Onlar müttefikse, biz neyiz?
Henüz adı Avrupa Ekonomik Topluluğu (AET) iken Avrupa Birliği ile ülkemiz bir “ortaklık anlaşması” imzaladı. Ankara Anlaşması denen 1973 tarihli bu belgeyi, o sırada dışişleri muhabiri olarak çalıştığım (CHP tarafından yayımlanan) Ulus gazetesinde birkaç gün süren bir yazı dizisinde ayrıntılı irdelemiştim. Editörler, yazıyı benim başlık taslağımla kullanmışlardı: Onlar Ortak, Biz Pazar.
AB’nin o zamanki kısa adı “Ortak Pazar” idi. Benim yazı dizisi, muhtemelen içeriğinden çok, başlığıyla ilgi çekmişti. Bu öyle bir ortaklık anlaşması idi ki Türkiye, kurulmakta olan Avrupa Ekonomik Topluluğu’nun eşit üyesi değil, adeta müstemlekesi, Avrupa mallarının vergisiz girip, satıldığı bir “Pazar” oluyordu.
O tarihte CHP genel sekreteri olan ve parti içinde değişmez lider İsmet İnönü’ye karşı bir değişim savaşı başlatmış bulunan rahmetli Bülent Ecevit, bu başlığı benimsemiş ve AET ile mütekabiliyetten uzak böyle bir ortaklığa karşı kampanya başlatmıştı. Nitekim bu mücadele sonunda 1980’de imzalanan yeni AET-Türkiye Ortaklık Konseyi anlaşması bugün de yürürlükte olan Gümrük Birliği ortaklığını tesis etmişti.
Aradan yıllar ve köprülerin altından sular değil deryalar geçmiş, Türkiye özellikle son 20 yıldaki edinimleri ve kazanımlarıyla bambaşka bir ülke olmuş; Mavi Vatan’dan tutun, NATO’nun genişlemesi gibi hayati konularda bile ABD ve onun dümen suyundaki Avrupalılardan farklı tutumlar takınabilen bir ülke olduğunu ortaya koymuş… Şimdi Avrupa Kuvvetleri Yüksek Komutanı unvanlı Amerikalı bir general çıkıyor ve Türkiye’ye adeta müstemleke muamelesi yapabileceği kanısıyla mektuplar yazıyor.

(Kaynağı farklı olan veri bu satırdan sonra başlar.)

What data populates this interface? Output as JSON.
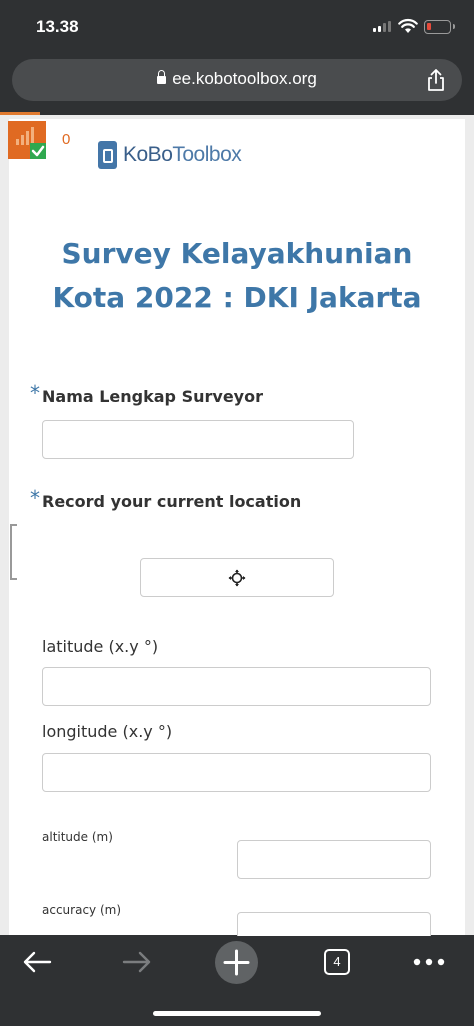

Org. Christopher Cavoli, bu göreve gelmeden önce ABD’nin Afrika kuvvetleri komutanı idi; daha önce de Körfez Savaşı’nda ve Afganistan’da, ABD işgal kuvvetlerinde görev yapmıştı. Cavoli, Türkiye’nin NATO’nun genişleme planlarına, görev alanını Akdeniz’in ve Karadeniz’in doğusuna yayma planları konusundaki hassasiyetlerini sanki hiç duymamış gibi, “Zımni Kabul Süresi” denilen bir yönteme başvurarak, terim-deyim, adlandırma hassasiyetlerini dikkate almadan, adeta dayatmalar yapılabileceğini sandı.
Litvanya’nın başkenti Vilnius’ta 11 Temmuz’daki NATO Zirvesi’nde, ABD ve AB’li ortakları, Finlandiya ile İsveç’i üye olarak kabul edecekler, ittifakın “operasyonel alanını” Kıbrıs’ı da içine alacak şekilde büyütüp NATO gemilerinin Karadeniz’i bir NATO gölü haline getirmelerine imkân veren yeni bir Boğazlar protokolü uygulayacaklardı. Bu konular müttefikler arasında öylesine kabul görmüştü ki üzerinde konuşma bile gerekmezdi; “zımni bir kabul mektubu” yeterli olurdu.
NATO’nun 75 yıllık tarihinde yaptığı en büyük ve en uzun tatbikata Türkiye’nin neden sadece üç uçak ve 50 personelle katıldığını düşünmesi gereken müttefiklerimiz, şimdi de bu “zımni kabul” için, İstanbul ve Çanakkale Boğazlarına 1936’da imzaladığımız Montrö Sözleşmesi’ndeki adıyla “Boğazlar Rejimi” diyebileceğini düşünüyorlar. 1974’ten beri fiilen sona ermiş Kıbrıs Cumhuriyeti’ni, NATO’nun yeni operasyonel alanı ilan edebileceklerini sanıyorlar.
İngilizce, “Wake up and smell the coffee” diye, dilimizde “Uyan da balığa çıkalım” şeklinde karşılanabilecek bir söz vardır.
Müttefiklerimiz Türkiye’nin hassasiyetlerini öğrenmek zorundalar. Eğer Karadeniz ve Akdeniz NATO’nun yeni arka bahçesi olacak ise, önce “Türkiye ne der?” diye soracaklar; zımni dayatmaların devri çoktan geçti, komutan!